Moving in with a partner is an exciting time, but it’s also important to think about where you stand from a legal perspective.
When you’re not married to the partner you’re living with, it’s wise to consider how the lack of legal protection could affect your finances and other assets.
If you are living with someone who you’re in a relationship with, but are not married to, it is known as cohabitating.
To find out more about cohabitating and what it might mean for your relationship, keep reading.
What is cohabitation?
Cohabitation is a term that is used to describe couples who are unmarried but are in a relationship and living together.
Normally these couples will have fewer legal rights than couples who are married or in a civil partnership which means there’s limited legal protection if the relationship breaks down or one partner dies.
What is a cohabitation agreement?
A cohabitation agreement is a legally binding document that unmarried couples who are living together can apply for.
This document sets out what will happen to your finances, house, and any minor children if you separate, or if one partner becomes ill or dies.
It’s an important document for cohabitating couples to obtain as without one, you will not have much legal protection if your circumstances change.
How can I prove cohabitation in the UK?
To get a cohabitation agreement, you and your partner will need to prove that you are cohabitating.

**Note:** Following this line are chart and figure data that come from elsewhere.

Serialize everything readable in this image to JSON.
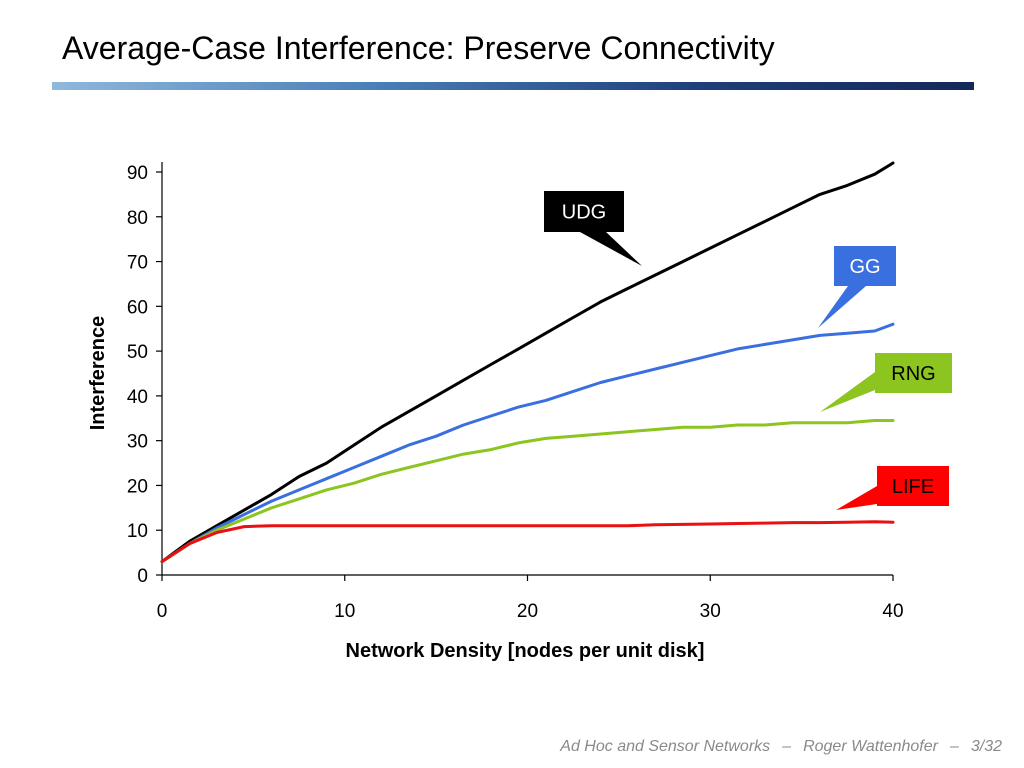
{
  "slide": {
    "title": "Average-Case Interference: Preserve Connectivity"
  },
  "footer": {
    "course": "Ad Hoc and Sensor Networks",
    "separator": "–",
    "author": "Roger Wattenhofer",
    "page": "3/32"
  },
  "chart_data": {
    "type": "line",
    "xlabel": "Network Density [nodes per unit disk]",
    "ylabel": "Interference",
    "xlim": [
      0,
      40
    ],
    "ylim": [
      0,
      90
    ],
    "xticks": [
      0,
      10,
      20,
      30,
      40
    ],
    "yticks": [
      0,
      10,
      20,
      30,
      40,
      50,
      60,
      70,
      80,
      90
    ],
    "grid": false,
    "legend": "callouts",
    "x": [
      0,
      1.5,
      3,
      4.5,
      6,
      7.5,
      9,
      10.5,
      12,
      13.5,
      15,
      16.5,
      18,
      19.5,
      21,
      22.5,
      24,
      25.5,
      27,
      28.5,
      30,
      31.5,
      33,
      34.5,
      36,
      37.5,
      39,
      40
    ],
    "series": [
      {
        "name": "UDG",
        "color": "#000000",
        "label_bg": "#000000",
        "label_fg": "#ffffff",
        "values": [
          3,
          7.5,
          11,
          14.5,
          18,
          22,
          25,
          29,
          33,
          36.5,
          40,
          43.5,
          47,
          50.5,
          54,
          57.5,
          61,
          64,
          67,
          70,
          73,
          76,
          79,
          82,
          85,
          87,
          89.5,
          92
        ]
      },
      {
        "name": "GG",
        "color": "#3a6fe0",
        "label_bg": "#3a6fe0",
        "label_fg": "#ffffff",
        "values": [
          3,
          7,
          10.5,
          13.5,
          16.5,
          19,
          21.5,
          24,
          26.5,
          29,
          31,
          33.5,
          35.5,
          37.5,
          39,
          41,
          43,
          44.5,
          46,
          47.5,
          49,
          50.5,
          51.5,
          52.5,
          53.5,
          54,
          54.5,
          56
        ]
      },
      {
        "name": "RNG",
        "color": "#8cc420",
        "label_bg": "#8cc420",
        "label_fg": "#000000",
        "values": [
          3,
          7,
          10,
          12.5,
          15,
          17,
          19,
          20.5,
          22.5,
          24,
          25.5,
          27,
          28,
          29.5,
          30.5,
          31,
          31.5,
          32,
          32.5,
          33,
          33,
          33.5,
          33.5,
          34,
          34,
          34,
          34.5,
          34.5
        ]
      },
      {
        "name": "LIFE",
        "color": "#e81010",
        "label_bg": "#ff0000",
        "label_fg": "#000000",
        "values": [
          3,
          7,
          9.5,
          10.8,
          11,
          11,
          11,
          11,
          11,
          11,
          11,
          11,
          11,
          11,
          11,
          11,
          11,
          11,
          11.2,
          11.3,
          11.4,
          11.5,
          11.6,
          11.7,
          11.7,
          11.8,
          11.9,
          11.8
        ]
      }
    ]
  }
}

Evidence you can show to demonstrate this includes joint leases, letters that are addressed to both individuals, and joint utility bills such as gas, electricity or water.
What are my rights when I’m cohabiting?
You will only have legal rights as a cohabitating couple when you have a cohabitation agreement drawn up.
Without a cohabitation agreement in place, you won’t have any right to your partner’s assets if you separate and will not be entitled to anything in the event of their death.
Once you have this agreement, you could both have access to each other’s state pension, next of kin rights in emergencies and a share of each other’s assets if you decide to separate.
How do I get a cohabitation agreement?
Before drawing up an agreement, you and your partner should talk about what you think should be included and what assets should be divided between the two of you. Assets that you share could include your pensions, savings, and any jointly owned property or vehicles.
National Legal Service’s team of specialist family solicitors will work with you to draw up the agreement. This will include calculating the value of your assets, whether you have children and detailing how much each of you earns.
Once the agreement has been drafted, and you’re both happy with its contents, each of you will need to sign it.
If anything changes in your circumstances after you’ve signed the cohabitation agreement, you can contact your solicitor to make any changes – as long as both parties agree to the changes being made.